U.S. Supreme Court will hear appeal of a District Court decision striking down Wisconsin's most recent redistricting map as unconstitutionally partisan. Justice Kennedy has long said he'd like to evaluate a standard that deals with partisan redistricting, but that doesn't mean he'll approve of the standard advanced by the original plaintiffs, nor does his joining the majority issuing a stay of the District Court's decision suggest which way he'll rule. One thing, though: if too many Wisconsin Republican legislators said out loud that they were trying to use the redistricting process to ensure permanent or durable Republican majorities, rather than respond to citizens' needs, that could piss off John Roberts.
Brett Murphy at USA Today looks at how California port trucking corporations force drivers into becoming "modern-day indentured servant(s)." Basically, these corporations turn their mostly immigrant truckers into independent contractors who "work toward" "owning" their truck, and then use their truckers' indebtedness to force them to work 16- and 20-hour days for little pay. And if they miss work for any reason, they seize their truck, and all the money they've paid toward it! Corporate hacks have their litany of excuses -- abuses are rare, drivers are lazy, unions make trouble, it's so hard to make money anymore. I suppose once major retail corporations start bowing to public pressure to stop taking advantage of this situation, we'll also hear you don't want your prices to go up, do you?

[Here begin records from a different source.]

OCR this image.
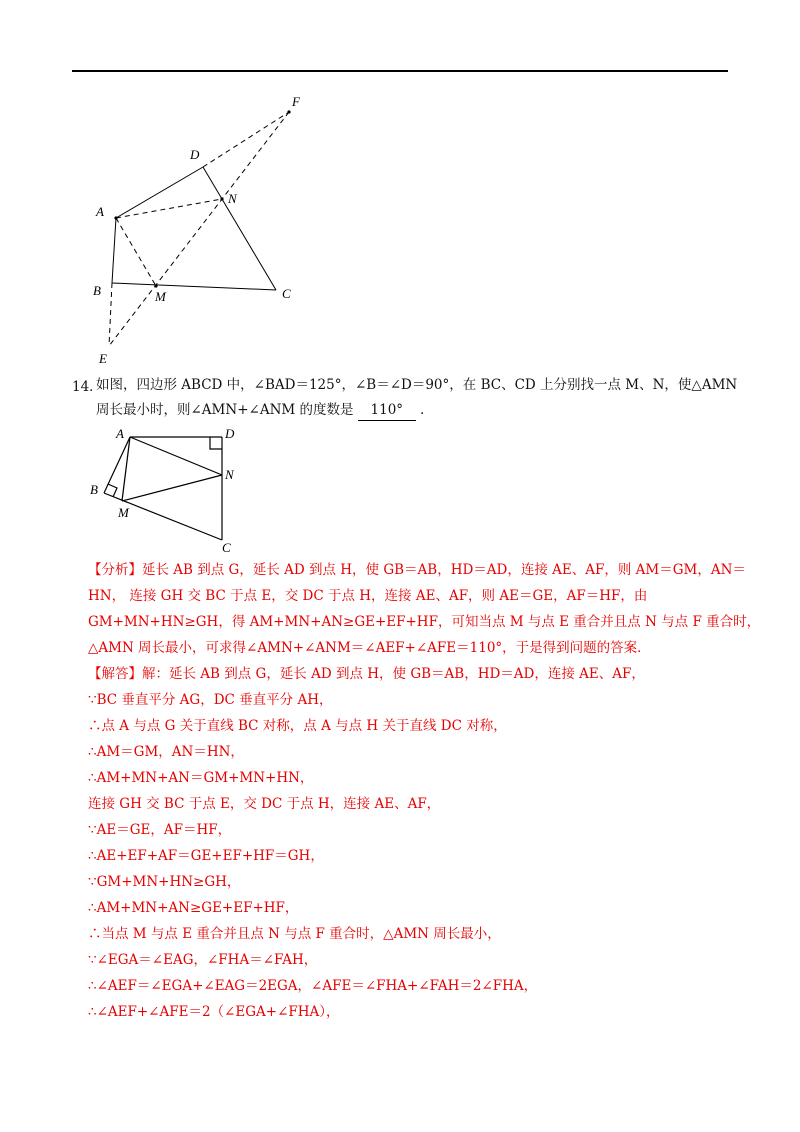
F
D
N
A
B	M	C
E
14．
如图，四边形 ABCD 中，∠BAD＝125°，∠B＝∠D＝90°，在 BC、CD 上分别找一点 M、N，使△AMN
周长最小时，则∠AMN+∠ANM 的度数是 110° ．
A	D
N
B
M
C
【分析】延长 AB 到点 G，延长 AD 到点 H，使 GB＝AB，HD＝AD，连接 AE、AF，则 AM＝GM，AN＝
HN， 连接 GH 交 BC 于点 E，交 DC 于点 H，连接 AE、AF，则 AE＝GE，AF＝HF，由
GM+MN+HN≥GH，得 AM+MN+AN≥GE+EF+HF，可知当点 M 与点 E 重合并且点 N 与点 F 重合时，
△AMN 周长最小，可求得∠AMN+∠ANM＝∠AEF+∠AFE＝110°，于是得到问题的答案．
【解答】解：延长 AB 到点 G，延长 AD 到点 H，使 GB＝AB，HD＝AD，连接 AE、AF，
∵BC 垂直平分 AG，DC 垂直平分 AH，
∴点 A 与点 G 关于直线 BC 对称，点 A 与点 H 关于直线 DC 对称，
∴AM＝GM，AN＝HN，
∴AM+MN+AN＝GM+MN+HN，
连接 GH 交 BC 于点 E，交 DC 于点 H，连接 AE、AF，
∵AE＝GE，AF＝HF，
∴AE+EF+AF＝GE+EF+HF＝GH，
∵GM+MN+HN≥GH，
∴AM+MN+AN≥GE+EF+HF，
∴当点 M 与点 E 重合并且点 N 与点 F 重合时，△AMN 周长最小，
∵∠EGA＝∠EAG，∠FHA＝∠FAH，
∴∠AEF＝∠EGA+∠EAG＝2EGA，∠AFE＝∠FHA+∠FAH＝2∠FHA，
∴∠AEF+∠AFE＝2（∠EGA+∠FHA），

This New York Times article describing how Mr. Trump's business ties with Saudi Arabia and the UAE (and his lack of business ties with Qatar) are influencing his Middle East policy quotes Mr. Trump as saying Saudi citizens "buy apartments from me," spending "$40 million, $50 million" and then asking rhetorically "Am I supposed to dislike them? I like them very much." He and his votaries imagine he's just shooting-from-the-hip, but he's actually confessing that his own business ties (and not so much the people's will!) will set American policy, and confessing your wrongdoing as if it's nothing doesn't make it nothing. It sure doesn't make it "not wrongdoing."

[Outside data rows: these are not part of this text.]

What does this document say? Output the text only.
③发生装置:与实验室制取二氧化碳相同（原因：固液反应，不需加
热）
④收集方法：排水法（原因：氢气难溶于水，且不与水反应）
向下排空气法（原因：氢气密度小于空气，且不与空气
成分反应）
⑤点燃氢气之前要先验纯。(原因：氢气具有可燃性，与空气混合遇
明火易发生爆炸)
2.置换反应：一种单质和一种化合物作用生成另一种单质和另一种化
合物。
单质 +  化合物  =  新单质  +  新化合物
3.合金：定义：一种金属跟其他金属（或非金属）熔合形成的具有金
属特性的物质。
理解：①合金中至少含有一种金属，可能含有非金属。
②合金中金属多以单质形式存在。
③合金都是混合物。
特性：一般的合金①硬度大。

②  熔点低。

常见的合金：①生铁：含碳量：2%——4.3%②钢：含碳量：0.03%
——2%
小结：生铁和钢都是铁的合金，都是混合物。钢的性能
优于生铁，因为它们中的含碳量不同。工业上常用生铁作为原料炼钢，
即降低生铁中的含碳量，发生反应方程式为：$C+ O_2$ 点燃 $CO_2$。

Finally, Jon Schwarz at The Intercept alerts us to an actual historical mini-series on the History Channel called "America's War on Drugs" -- and notes that it's "the first time U.S. television has ever told the core truth about one of the most important issues of the past 50 years," i.e., that "the war on drugs has always been a pointless sham." It's not just a sham because President Nixon essentially created the "war on drugs" as a way of discrediting black and hippie protestors, but because of our own government's well-documented collusion with various drug cartels. Still, as Mr. Schwarz says, it's a big deal that it's on TV -- and not sequestered on a pay channel, even!